This is the question: Water is being poured into a tank at $10ft^3/min$. Find the rate at which the water level is increasing when the depth of the water is ${1\over 3}ft$ Here is a picture of the tank with it's measurements
So to find the rate at which the water level is increasing I started with the formula for a prism $V=Bh$ and then I used implicit differentiation, as well as the product rule.
$${d\over dt}[V]={d\over dt}[Bh]$$ $${dv\over dt}=(h){d\over dt}B+(B){d\over dt}h$$ $${dv\over dt}=(h){dB\over dt}+(B){dh\over dt}$$ Now I replaced these terms: $h=20$; ${dB\over dt}={1\over 3}$; ${dh\over dt}=10$ (because the rate that the water is being poured is $10ft^3/min$); and $B=4$
$${dv\over dt}=(20)({1\over 3})+(10)({4})$$ $${dv\over dt}=({20\over 3})+(40)$$ $${dv\over dt}={140\over 3}$$ $${dv\over dt}\approx46.67ft^3/min$$
Did I do everything right?
Here is an approach. Note that the full volume of the prism is $V=BH$, where $B=80$ft$^2$ and $H=\sqrt{12}$ft.

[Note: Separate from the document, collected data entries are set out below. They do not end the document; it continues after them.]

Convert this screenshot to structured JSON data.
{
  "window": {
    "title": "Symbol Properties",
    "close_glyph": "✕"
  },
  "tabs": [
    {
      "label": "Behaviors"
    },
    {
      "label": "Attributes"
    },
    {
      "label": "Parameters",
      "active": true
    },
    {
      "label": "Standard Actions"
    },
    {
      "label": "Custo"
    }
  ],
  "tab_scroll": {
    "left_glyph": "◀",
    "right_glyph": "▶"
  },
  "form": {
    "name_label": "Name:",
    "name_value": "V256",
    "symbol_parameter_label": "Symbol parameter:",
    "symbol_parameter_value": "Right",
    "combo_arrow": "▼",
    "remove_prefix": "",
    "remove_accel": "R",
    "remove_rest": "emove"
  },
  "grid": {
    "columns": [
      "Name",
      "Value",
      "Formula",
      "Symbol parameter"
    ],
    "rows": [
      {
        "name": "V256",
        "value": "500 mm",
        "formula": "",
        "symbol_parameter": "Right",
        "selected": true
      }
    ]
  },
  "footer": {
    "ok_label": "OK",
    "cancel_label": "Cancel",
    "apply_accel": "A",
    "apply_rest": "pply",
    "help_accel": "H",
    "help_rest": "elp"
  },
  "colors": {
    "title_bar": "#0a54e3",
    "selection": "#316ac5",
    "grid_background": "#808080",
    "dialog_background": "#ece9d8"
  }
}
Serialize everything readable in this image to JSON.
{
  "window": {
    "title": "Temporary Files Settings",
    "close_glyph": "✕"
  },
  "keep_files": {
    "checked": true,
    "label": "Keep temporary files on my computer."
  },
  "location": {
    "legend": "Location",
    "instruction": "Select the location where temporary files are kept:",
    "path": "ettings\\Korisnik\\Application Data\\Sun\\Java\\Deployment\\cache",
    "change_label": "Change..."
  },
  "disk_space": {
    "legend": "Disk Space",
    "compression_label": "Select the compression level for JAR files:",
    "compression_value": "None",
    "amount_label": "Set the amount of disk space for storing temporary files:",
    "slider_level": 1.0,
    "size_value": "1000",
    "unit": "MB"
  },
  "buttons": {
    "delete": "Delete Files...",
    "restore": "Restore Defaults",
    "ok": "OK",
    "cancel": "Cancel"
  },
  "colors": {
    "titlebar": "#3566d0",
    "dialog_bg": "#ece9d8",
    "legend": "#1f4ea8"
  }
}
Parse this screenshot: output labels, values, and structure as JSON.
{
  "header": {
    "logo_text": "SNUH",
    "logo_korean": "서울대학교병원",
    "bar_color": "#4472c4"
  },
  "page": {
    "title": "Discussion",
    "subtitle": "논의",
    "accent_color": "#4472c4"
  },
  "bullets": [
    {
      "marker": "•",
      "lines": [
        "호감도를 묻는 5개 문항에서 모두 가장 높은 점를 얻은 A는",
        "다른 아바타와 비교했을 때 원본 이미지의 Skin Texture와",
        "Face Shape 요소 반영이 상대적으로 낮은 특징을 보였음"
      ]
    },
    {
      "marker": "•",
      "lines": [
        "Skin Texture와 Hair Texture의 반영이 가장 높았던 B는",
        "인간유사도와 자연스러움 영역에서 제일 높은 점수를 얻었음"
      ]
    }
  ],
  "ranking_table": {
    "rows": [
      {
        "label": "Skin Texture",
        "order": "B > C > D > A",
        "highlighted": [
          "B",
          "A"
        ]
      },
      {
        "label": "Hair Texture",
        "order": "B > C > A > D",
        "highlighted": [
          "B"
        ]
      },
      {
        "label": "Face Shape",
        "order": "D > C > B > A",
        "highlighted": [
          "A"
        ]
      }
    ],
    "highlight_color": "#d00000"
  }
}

Now, let's say that at time $t$, the water has reached a height of $h(t)$. Then, the volume of water in the prism at $t$ is
$$\begin{align} v(t)&=BH\left(\frac{h(t)}{H}\right)^2\\\\ &=\frac{B}{H}h^2(t) \end{align}$$
The rate of increase in the volume of water $\frac{dv(t)}{dt}$ is given by
$$\frac{dv(t)}{dt}=\frac{B}{H}2h(t)\frac{dh(t)}{dt}$$
We are given the rate of increase in the volume of water $\frac{dv(t)}{dt}$ is $10$ft$^3$ per minute. Thus, at time $\tau$ when the water height is $h(\tau)=\frac13$foot, the rate of increase in height $h'(\tau)$ is
$$\begin{align} h'(\tau)&=\frac12\frac{H}{Bh}v'(\tau)\\\\ &=\frac12\frac{\sqrt{12}}{(80)\frac13}10\\\\ &=\frac3{16}\sqrt{12} \end{align}$$